Some polls show waning resistance from Republican voters. A survey sponsored by pro-reform groups and conducted by The Winston Group, a Republican polling firm, found 67 percent of Republicans support the provisions in the bill—even after they are told a number of criticisms, including that it was written in secret and rushed. A majority of Republicans also said they think the bill will benefit the economy.


“We know the opposition is going to throw the kitchen sink at us, and we wanted to make sure we tested that kitchen sink,” said Ali Noorani, executive director of the National Immigration Forum, one of the survey’s sponsors. “Republicans and Democrats on the Hill have a real opening and opportunity to fix our immigration system.”


Noorani and another backer of the poll, Grover Norquist of Americans for Tax Reform, rejected the criticism that the legislation was written to boost special interests. “If there are areas where there’s lack of fairness or need to make something general as oppose to specific, that can happen on floor of the Senate,” Norquist said. “It’s not like we put this together last night and you don’t have time to read it.”
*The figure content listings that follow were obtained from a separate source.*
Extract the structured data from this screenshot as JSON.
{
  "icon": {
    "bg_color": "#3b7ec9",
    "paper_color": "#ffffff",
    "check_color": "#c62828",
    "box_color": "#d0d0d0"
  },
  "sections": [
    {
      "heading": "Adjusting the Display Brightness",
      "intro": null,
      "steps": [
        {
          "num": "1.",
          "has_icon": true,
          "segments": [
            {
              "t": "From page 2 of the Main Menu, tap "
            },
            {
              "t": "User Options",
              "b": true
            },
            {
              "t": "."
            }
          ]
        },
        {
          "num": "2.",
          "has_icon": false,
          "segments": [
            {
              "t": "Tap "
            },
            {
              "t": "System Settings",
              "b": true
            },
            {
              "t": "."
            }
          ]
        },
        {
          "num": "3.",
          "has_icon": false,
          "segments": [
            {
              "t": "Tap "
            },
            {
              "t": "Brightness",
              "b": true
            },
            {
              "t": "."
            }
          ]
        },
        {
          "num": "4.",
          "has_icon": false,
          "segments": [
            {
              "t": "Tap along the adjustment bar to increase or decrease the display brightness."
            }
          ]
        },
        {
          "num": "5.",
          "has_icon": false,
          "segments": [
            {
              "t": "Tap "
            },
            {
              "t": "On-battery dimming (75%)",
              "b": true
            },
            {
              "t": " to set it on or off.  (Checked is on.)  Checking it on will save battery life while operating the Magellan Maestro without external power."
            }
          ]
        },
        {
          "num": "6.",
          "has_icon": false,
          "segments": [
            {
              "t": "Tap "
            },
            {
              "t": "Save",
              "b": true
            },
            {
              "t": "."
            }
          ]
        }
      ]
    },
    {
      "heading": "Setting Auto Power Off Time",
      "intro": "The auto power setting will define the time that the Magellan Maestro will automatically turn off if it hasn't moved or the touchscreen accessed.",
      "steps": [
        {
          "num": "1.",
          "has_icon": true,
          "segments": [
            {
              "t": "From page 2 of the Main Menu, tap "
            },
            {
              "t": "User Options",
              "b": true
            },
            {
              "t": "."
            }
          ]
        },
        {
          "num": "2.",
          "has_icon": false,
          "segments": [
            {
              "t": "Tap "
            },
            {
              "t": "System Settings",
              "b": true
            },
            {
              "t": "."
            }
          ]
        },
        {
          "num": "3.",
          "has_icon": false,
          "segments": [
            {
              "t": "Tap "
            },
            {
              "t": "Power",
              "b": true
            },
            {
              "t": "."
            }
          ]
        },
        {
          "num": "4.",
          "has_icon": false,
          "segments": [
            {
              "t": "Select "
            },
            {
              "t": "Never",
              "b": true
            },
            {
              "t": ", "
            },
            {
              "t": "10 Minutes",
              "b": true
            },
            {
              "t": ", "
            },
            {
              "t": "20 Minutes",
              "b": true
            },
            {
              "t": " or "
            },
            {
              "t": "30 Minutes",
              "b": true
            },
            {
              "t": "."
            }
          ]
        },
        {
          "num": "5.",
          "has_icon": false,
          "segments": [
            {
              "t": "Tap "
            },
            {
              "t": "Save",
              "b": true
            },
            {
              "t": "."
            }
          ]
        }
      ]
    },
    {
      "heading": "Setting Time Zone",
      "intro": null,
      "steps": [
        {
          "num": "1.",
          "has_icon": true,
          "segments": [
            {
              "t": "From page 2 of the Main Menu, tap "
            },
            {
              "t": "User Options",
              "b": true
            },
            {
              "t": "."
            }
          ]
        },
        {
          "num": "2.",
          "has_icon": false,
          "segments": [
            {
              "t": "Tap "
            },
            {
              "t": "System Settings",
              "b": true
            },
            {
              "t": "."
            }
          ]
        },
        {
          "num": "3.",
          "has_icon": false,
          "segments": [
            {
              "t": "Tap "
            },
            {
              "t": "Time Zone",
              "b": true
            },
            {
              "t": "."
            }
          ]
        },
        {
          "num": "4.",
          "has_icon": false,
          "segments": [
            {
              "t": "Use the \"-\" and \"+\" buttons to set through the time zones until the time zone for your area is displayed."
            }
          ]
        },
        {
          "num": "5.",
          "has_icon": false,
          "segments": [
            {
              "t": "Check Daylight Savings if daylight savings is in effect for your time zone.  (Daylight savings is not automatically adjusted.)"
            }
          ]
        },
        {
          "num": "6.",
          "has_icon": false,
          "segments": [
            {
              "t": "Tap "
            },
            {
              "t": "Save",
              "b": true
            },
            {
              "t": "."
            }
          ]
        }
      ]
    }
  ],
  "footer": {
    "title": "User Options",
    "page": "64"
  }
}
Efforts to sell the legislation to rank-and-file Republicans suffered a minor setback this week when Sen. Rand Paul of Kentucky, who boasts strong ties to the conservative grassroots, cautioned against immigration reform in the wake of the bombings at the Boston Marathon. Paul, who had suggested he was on board with reformers in a speech to the U.S. Hispanic Chamber of Commerce in March, now says that “comprehensive immigration reform requires a strong national security, and until we can fully understand the systematic failures that enabled two individuals to immigrate to the United States from an area known for being hotbed of Islamic extremism, we should not proceed,” according to written statement.


Another tea-party hero, Sen. Mike Lee, R-Utah, was initially involved in immigration talks but walked away from the bipartisan group of eight senators leading the charge in January. That left Rubio, a career politician who has pitched himself as a man of the people, as the bill’s strongest advocate to the grassroots.